Em consonância com a análise desenvolvida pelos autores do instrumento original se buscou analisar a capacidade do QDT de detectar diferenças entre ocupações. Segundo Morgeson e Humphrey (2006), é esperado que alguns tipos de ocupações tenham tendência a apresentar níveis mais altos ou mais baixos de características particulares de trabalho. Neste sentido, espera-se que, em função da natureza própria da divisão do trabalho em contextos organizacionais, trabalhadores de grupos gerenciais tenham maior autonomia em comparação aos trabalhadores operacionais, ao passo que estes últimos tendem a exercer tarefas com maior exigência de esforço físico.
Resultados
Os resultados da AFE apresentam um KMO de 0.88, considerado muito bom (Field, 2013), bem como um valor significativo (p < 0,001) para o teste de esfericidade de Bartlett. Isso significa que as variáveis estão correlacionadas a uma base razoável para a análise fatorial, permitindo a continuidade das análises (Leech et al., 2015). A solução inicial indicou 20 fatores com eigenvalues superiores a 1 (critério de Kaiser para extração de fatores), explicando 54.27% da variabilidade dos resultados. Contudo, após a eliminação de itens com pesos fatoriais inadequados ou compartilhados, obteve-se uma estrutura formada por 15 fatores. Desta maneira, dezesseis itens foram excluídos: 5, 6, 18, 25, 36, 41, 42, 43, 44, 48, 49, 50, 51, 64, 65 e 66. Essa estrutura de quinze fatores distribuídos entre as quatro dimensões, permitiu adequada interpretação dos resultados, visto que as variáveis se agruparam, por significado teórico e semelhança semântica, não se confirmando a expectativa inicial de 21 fatores do estudo original. Um resultado semelhante aos estudos brasileiro e português.

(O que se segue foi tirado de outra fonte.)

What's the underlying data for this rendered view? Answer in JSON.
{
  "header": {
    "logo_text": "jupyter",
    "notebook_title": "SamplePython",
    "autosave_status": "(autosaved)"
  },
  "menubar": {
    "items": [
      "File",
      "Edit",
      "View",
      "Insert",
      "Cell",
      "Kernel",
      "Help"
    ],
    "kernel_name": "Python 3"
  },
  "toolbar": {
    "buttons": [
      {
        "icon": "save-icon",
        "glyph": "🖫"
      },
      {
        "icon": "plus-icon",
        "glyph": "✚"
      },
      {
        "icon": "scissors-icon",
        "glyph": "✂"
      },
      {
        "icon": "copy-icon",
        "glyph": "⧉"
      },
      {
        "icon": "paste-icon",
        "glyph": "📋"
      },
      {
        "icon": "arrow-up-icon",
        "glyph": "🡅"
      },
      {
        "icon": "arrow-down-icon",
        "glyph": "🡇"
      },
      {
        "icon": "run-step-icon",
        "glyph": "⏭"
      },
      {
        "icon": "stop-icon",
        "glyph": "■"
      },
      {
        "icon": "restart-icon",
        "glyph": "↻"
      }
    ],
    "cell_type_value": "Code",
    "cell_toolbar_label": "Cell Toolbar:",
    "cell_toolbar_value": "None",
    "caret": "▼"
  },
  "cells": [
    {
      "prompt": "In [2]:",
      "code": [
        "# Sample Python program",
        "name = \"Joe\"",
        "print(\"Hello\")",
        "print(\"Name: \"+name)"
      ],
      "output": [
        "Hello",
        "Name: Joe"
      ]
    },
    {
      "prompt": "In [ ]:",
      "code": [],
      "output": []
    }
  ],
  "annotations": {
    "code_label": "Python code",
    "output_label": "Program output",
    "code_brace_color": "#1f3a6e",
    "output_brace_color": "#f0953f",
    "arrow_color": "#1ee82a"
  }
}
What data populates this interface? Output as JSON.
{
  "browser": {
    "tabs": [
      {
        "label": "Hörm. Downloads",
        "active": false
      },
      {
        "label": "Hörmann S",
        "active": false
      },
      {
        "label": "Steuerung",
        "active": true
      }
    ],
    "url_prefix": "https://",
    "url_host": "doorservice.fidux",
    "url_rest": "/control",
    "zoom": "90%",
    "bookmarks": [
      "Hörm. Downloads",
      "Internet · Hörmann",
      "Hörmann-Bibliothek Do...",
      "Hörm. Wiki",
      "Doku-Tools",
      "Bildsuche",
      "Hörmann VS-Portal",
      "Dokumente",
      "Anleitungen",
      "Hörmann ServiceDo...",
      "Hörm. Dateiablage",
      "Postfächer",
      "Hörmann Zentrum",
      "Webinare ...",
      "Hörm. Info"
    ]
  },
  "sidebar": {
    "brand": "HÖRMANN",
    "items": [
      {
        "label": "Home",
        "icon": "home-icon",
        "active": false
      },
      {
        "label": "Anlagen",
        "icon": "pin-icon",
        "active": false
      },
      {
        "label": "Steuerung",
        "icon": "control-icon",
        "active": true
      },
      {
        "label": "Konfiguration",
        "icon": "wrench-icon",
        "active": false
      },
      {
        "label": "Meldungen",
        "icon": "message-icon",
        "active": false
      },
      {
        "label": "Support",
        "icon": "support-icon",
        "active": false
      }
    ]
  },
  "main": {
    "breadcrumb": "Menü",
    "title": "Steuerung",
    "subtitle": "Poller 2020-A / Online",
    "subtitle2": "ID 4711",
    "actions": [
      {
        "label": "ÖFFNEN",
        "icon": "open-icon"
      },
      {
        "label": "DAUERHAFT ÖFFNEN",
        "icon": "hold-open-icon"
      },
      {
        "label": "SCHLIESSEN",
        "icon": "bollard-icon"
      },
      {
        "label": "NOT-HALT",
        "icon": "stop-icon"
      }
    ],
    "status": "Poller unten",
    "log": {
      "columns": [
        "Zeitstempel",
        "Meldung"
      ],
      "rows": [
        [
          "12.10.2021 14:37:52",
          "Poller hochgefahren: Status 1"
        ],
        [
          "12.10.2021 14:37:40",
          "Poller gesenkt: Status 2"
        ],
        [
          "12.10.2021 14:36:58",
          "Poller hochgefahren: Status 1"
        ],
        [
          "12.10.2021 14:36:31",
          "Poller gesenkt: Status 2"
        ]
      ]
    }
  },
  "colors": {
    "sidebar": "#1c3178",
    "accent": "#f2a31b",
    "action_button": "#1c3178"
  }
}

Desta forma, na dimensão 'Características da tarefa' (Cf. Tabela 1), esta primeira categoria agregou 7 itens relativos a autonomia no trabalho dos indivíduos (α = 0,85). O conjunto de itens integrados podem ser resumidos como 'autonomia', unificando as categorias pré-estabelecidas anteriormente (autonomia no planejamento do trabalho, autonomia na tomada de decisão e autonomia nos métodos de trabalho) em conformidade com as proposiçoes de Morgeson e Humphrey (2006), as quais indicaram que tanto a autonomia no planejamento do trabalho quanto a autonomia na tomada de decisão e nos métodos de trabalho, podem ser conceitualizados como diferentes aspectos de autonomia e não como construções separadas. As demais categorias se comportaram conforme proposto pelo modelo original. A categoria denominada 'variedade das tarefas' é composta por 4 itens (α = 0,85), assim como a categoria significância do trabalho (α = 0,75), enquanto as categorias identificação com a tarefa (α = 0,80) e feedback do trabalho (α = 0,82) agruparam 3 itens cada. As 5 categorias desta dimensão contém um total de vinte e um itens.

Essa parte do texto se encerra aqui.